I've never figure skated (I can't even skate backwards), but I've always loved watching figure skating. My mom loved it, too. When I lived at home we used to enjoy watching the World Championships or Olympics together and commenting on our favourite skaters.
In figure skating competition there are single men's and single women's events, as well as two doubles events. One of the doubles events is ice-dancing, in which the skaters perform intricate dance steps; the other is pairs, in which the man throws and lifts the woman and they do many simultaneous side-by-side moves.
My mom always said she liked ice-dancing better than pairs, and I said I did, too.

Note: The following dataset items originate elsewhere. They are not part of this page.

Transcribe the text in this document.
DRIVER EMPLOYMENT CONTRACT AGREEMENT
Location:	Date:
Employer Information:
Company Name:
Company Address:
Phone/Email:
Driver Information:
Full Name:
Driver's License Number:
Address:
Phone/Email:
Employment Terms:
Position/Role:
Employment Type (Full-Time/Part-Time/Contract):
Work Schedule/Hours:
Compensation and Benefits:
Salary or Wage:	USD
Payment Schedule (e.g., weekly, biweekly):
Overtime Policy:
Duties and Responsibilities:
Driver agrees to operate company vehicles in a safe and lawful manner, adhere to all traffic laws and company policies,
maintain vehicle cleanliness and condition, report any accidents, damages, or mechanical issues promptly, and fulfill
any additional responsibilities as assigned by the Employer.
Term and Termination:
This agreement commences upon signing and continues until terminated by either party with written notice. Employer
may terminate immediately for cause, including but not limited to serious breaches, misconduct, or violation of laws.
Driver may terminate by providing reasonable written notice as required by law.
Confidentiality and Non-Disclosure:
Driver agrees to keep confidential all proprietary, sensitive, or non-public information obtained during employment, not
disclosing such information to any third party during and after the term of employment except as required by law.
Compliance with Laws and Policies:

But one day I realized I don't. I don't like ice-dancing better; I like pairs better.
I've always had trouble making up my own mind about things. Maybe it has something to do with being a Type Six on the Enneagram: Sixes are hesitant to trust their own thinking and often absorb others' opinions rather than forming their own. As the article I've linked here puts it, Sixes "have the most trouble contacting their own inner guidance. As a result, they do not have confidence in their own minds and judgments."
I don't know if other people would see me that way, but I definitely see myself that way -- and I think that's what was happening with the figure-skating thing. It wasn't that my mom said "You have to like what I like"; she had strong opinions, but she didn't insist that I share them. The problem was in me: I tended not to trust my own judgment, so I assumed I was probably wrong and that the other person, who was speaking out so confidently, was right.
But then one day (and it took at least 20 years for this to happen) I suddenly thought, "Wait a minute -- no. Pairs skating is thrilling! I love watching the female skater fly through the air and land smoothly on one skate, or seeing the two skaters do a jump together, spinning and landing in perfect sync. That's the one I like better."
It was a small thing, but significant. There was no Right or Wrong in a larger sense -- both kinds of figure skating are good, and it really doesn't matter which you prefer -- but there was a right or wrong for me. And I realized it was OK for me not to like what someone else liked; I could choose what I liked.
I'm a lot better than I used to be at stating my personal preference, especially in situations where the stakes are low. I don't waffle indecisively at restaurants, waiting to hear what others are ordering before making up my own mind. (Mmmm ... waffles ...)
But I still struggle with distrusting my own inner voice and wisdom. In moments of uncertainty or conflict I still find myself holding back, letting others who are more decisive and articulate take over, and assuming that I'm probably wrong or that I must have misjudged the situation. A while back I was talking to my pastor about a problem; after asking many helpful questions, he said, "You know, you may just need to recognize the possibility that you did the right thing." It's a little ironic, I suppose, that I needed someone else to remind me to trust my own judgment.
I don't watch figure skating that often anymore, and I'll never again watch it with my mom, but I still think of it as a symbol of freedom. Not just the freedom skaters must feel as they soar through the air or skim across the ice, but the freedom to think for myself. To form my own opinions and, if the opportunity is right, express them. To trust -- humbly, yet confidently -- in my own inner guidance.